Let the fox go back to its sandy den.
Let the wind die down. Let the shed
go black inside. Let evening come.
To the bottle in the ditch, to the scoop
in the oats, to air in the lung
let evening come.
Let it come, as it will, and don’t
be afraid. God does not leave us
comfortless, so let evening come.
The poem strikes you for the beauty of the visual imagery drawn from a rural scene .Heart-rendingly beautiful ,especially when you know that the poem actually talks about the creeping inevitability of the tragic end of the poet’s friend who was slowly dying of cancer. Herself a Bipolar disorder victim the poet has drawn from her own experiences of her rural background to paint a beautiful picture of the day as it progresses towards the evening and then darkness of the night.
The light of the chinks in the barn moves slowly up the bales towards the evening.
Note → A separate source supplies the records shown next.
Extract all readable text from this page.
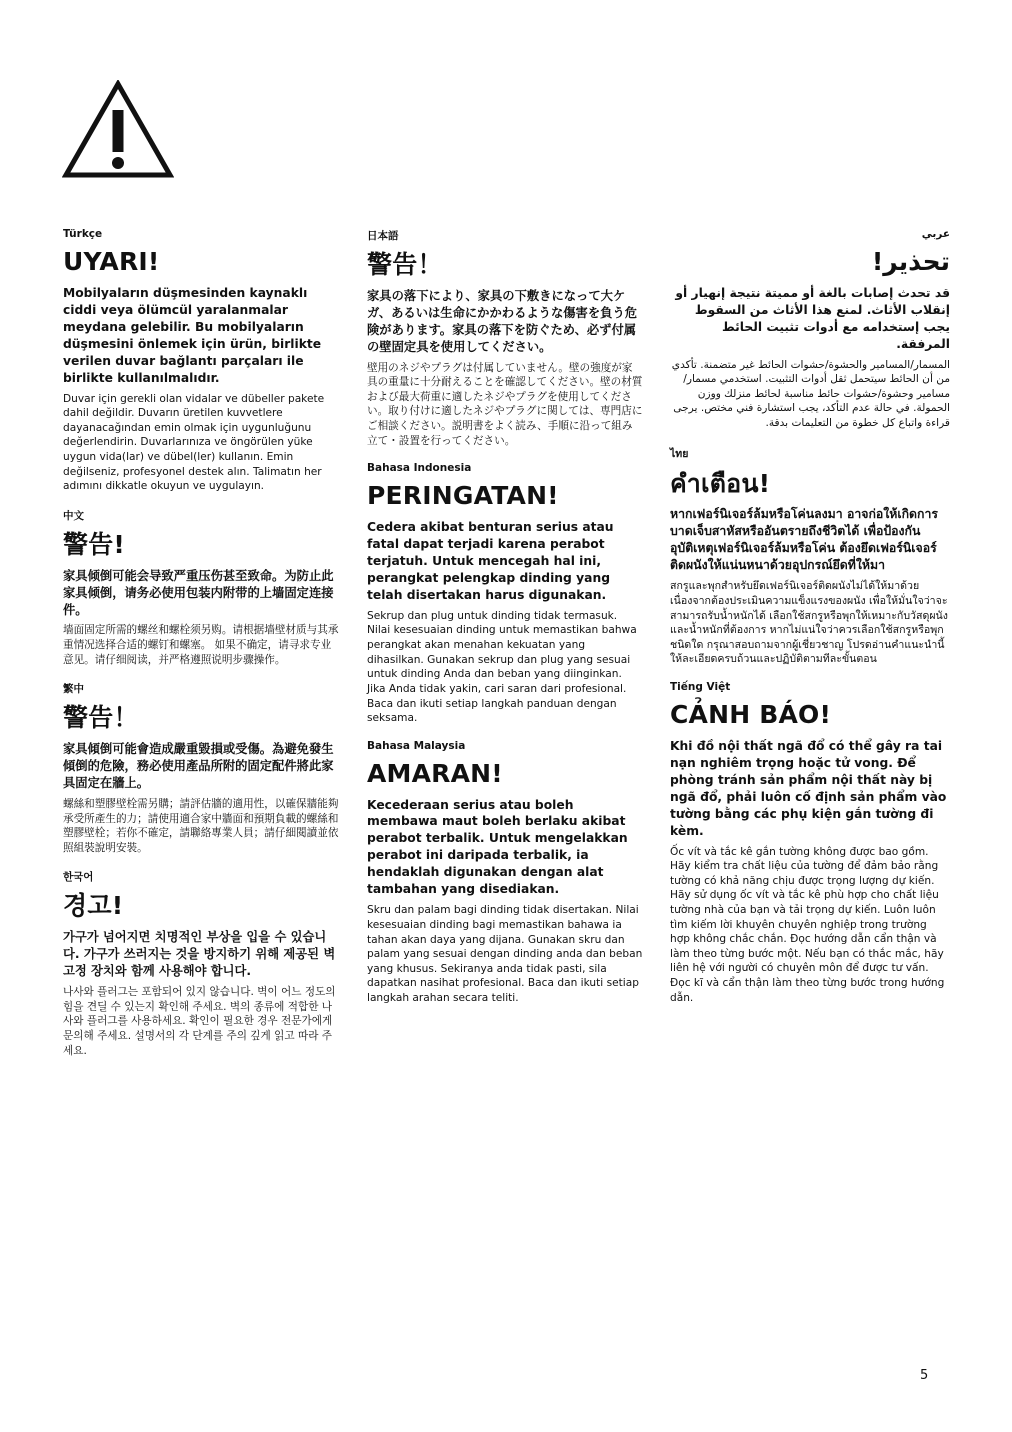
Türkçe
UYARI!
Mobilyaların düşmesinden kaynaklı ciddi veya ölümcül yaralanmalar meydana gelebilir. Bu mobilyaların düşmesini önlemek için ürün, birlikte verilen duvar bağlantı parçaları ile birlikte kullanılmalıdır.
Duvar için gerekli olan vidalar ve dübeller pakete dahil değildir. Duvarın üretilen kuvvetlere dayanacağından emin olmak için uygunluğunu değerlendirin. Duvarlarınıza ve öngörülen yüke uygun vida(lar) ve dübel(ler) kullanın. Emin değilseniz, profesyonel destek alın. Talimatın her adımını dikkatle okuyun ve uygulayın.
中文
警告!
家具倾倒可能会导致严重压伤甚至致命。为防止此家具倾倒，请务必使用包装内附带的上墙固定连接件。
墙面固定所需的螺丝和螺栓须另购。请根据墙壁材质与其承重情况选择合适的螺钉和螺塞。 如果不确定，请寻求专业意见。请仔细阅读，并严格遵照说明步骤操作。
繁中
警告！
家具傾倒可能會造成嚴重毀損或受傷。為避免發生傾倒的危險，務必使用產品所附的固定配件將此家具固定在牆上。
螺絲和塑膠壁栓需另購；請評估牆的適用性，以確保牆能夠承受所產生的力；請使用適合家中牆面和預期負載的螺絲和塑膠壁栓；若你不確定，請聯絡專業人員；請仔細閱讀並依照組裝說明安裝。
한국어
경고!
가구가 넘어지면 치명적인 부상을 입을 수 있습니다. 가구가 쓰러지는 것을 방지하기 위해 제공된 벽고정 장치와 함께 사용해야 합니다.
나사와 플러그는 포함되어 있지 않습니다. 벽이 어느 정도의 힘을 견딜 수 있는지 확인해 주세요. 벽의 종류에 적합한 나사와 플러그를 사용하세요. 확인이 필요한 경우 전문가에게 문의해 주세요. 설명서의 각 단계를 주의 깊게 읽고 따라 주세요.
日本語
警告！
家具の落下により、家具の下敷きになって大ケガ、あるいは生命にかかわるような傷害を負う危険があります。家具の落下を防ぐため、必ず付属の壁固定具を使用してください。
壁用のネジやプラグは付属していません。壁の強度が家具の重量に十分耐えることを確認してください。壁の材質および最大荷重に適したネジやプラグを使用してください。取り付けに適したネジやプラグに関しては、専門店にご相談ください。説明書をよく読み、手順に沿って組み立て・設置を行ってください。
Bahasa Indonesia
PERINGATAN!
Cedera akibat benturan serius atau fatal dapat terjadi karena perabot terjatuh. Untuk mencegah hal ini, perangkat pelengkap dinding yang telah disertakan harus digunakan.
Sekrup dan plug untuk dinding tidak termasuk. Nilai kesesuaian dinding untuk memastikan bahwa perangkat akan menahan kekuatan yang dihasilkan. Gunakan sekrup dan plug yang sesuai untuk dinding Anda dan beban yang diinginkan. Jika Anda tidak yakin, cari saran dari profesional. Baca dan ikuti setiap langkah panduan dengan seksama.
Bahasa Malaysia
AMARAN!
Kecederaan serius atau boleh membawa maut boleh berlaku akibat perabot terbalik. Untuk mengelakkan perabot ini daripada terbalik, ia hendaklah digunakan dengan alat tambahan yang disediakan.
Skru dan palam bagi dinding tidak disertakan. Nilai kesesuaian dinding bagi memastikan bahawa ia tahan akan daya yang dijana. Gunakan skru dan palam yang sesuai dengan dinding anda dan beban yang khusus. Sekiranya anda tidak pasti, sila dapatkan nasihat profesional. Baca dan ikuti setiap langkah arahan secara teliti.
عربي
تحذير!
قد تحدث إصابات بالغة أو مميتة نتيجة إنهيار أو إنقلاب الأثاث. لمنع هذا الأثاث من السقوط يجب إستخدامه مع أدوات تثبيت الحائط المرفقة.
المسمار/المسامير والحشوة/حشوات الحائط غير متضمنة. تأكدي من أن الحائط سيتحمل ثقل أدوات التثبيت. استخدمي مسمار/مسامير وحشوة/حشوات حائط مناسبة لحائط منزلك ووزن الحمولة. في حالة عدم التأكد، يجب استشارة فني مختص. يرجى قراءة واتباع كل خطوة من التعليمات بدقة.
ไทย
คำเตือน!
หากเฟอร์นิเจอร์ล้มหรือโค่นลงมา อาจก่อให้เกิดการบาดเจ็บสาหัสหรืออันตรายถึงชีวิตได้ เพื่อป้องกันอุบัติเหตุเฟอร์นิเจอร์ล้มหรือโค่น ต้องยึดเฟอร์นิเจอร์ติดผนังให้แน่นหนาด้วยอุปกรณ์ยึดที่ให้มา
สกรูและพุกสำหรับยึดเฟอร์นิเจอร์ติดผนังไม่ได้ให้มาด้วย เนื่องจากต้องประเมินความแข็งแรงของผนัง เพื่อให้มั่นใจว่าจะสามารถรับน้ำหนักได้ เลือกใช้สกรูหรือพุกให้เหมาะกับวัสดุผนังและน้ำหนักที่ต้องการ หากไม่แน่ใจว่าควรเลือกใช้สกรูหรือพุกชนิดใด กรุณาสอบถามจากผู้เชี่ยวชาญ โปรดอ่านคำแนะนำนี้ให้ละเอียดครบถ้วนและปฏิบัติตามทีละขั้นตอน
Tiếng Việt
CẢNH BÁO!
Khi đồ nội thất ngã đổ có thể gây ra tai nạn nghiêm trọng hoặc tử vong. Để phòng tránh sản phẩm nội thất này bị ngã đổ, phải luôn cố định sản phẩm vào tường bằng các phụ kiện gắn tường đi kèm.
Ốc vít và tắc kê gắn tường không được bao gồm. Hãy kiểm tra chất liệu của tường để đảm bảo rằng tường có khả năng chịu được trọng lượng dự kiến. Hãy sử dụng ốc vít và tắc kê phù hợp cho chất liệu tường nhà của bạn và tải trọng dự kiến. Luôn luôn tìm kiếm lời khuyên chuyên nghiệp trong trường hợp không chắc chắn. Đọc hướng dẫn cẩn thận và làm theo từng bước một. Nếu bạn có thắc mắc, hãy liên hệ với người có chuyên môn để được tư vấn. Đọc kĩ và cẩn thận làm theo từng bước trong hướng dẫn.
5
The cricket prepares to chafe for the evening and the woman readies to sew .Everything in nature is slowly moving towards the evening and the night when the shed will become “black”.The beauty of the imagery comes through in the way the visual element gets built up -“light shining through the chinks of the barn”, then “moving up the bales as the sun goes down”, “dew collcting on the hoe abandoned in the tall grass”,”the bottle in the ditch”,”scoop in the oats”- powerful word-pictures which enhance the visual beauty of the poem.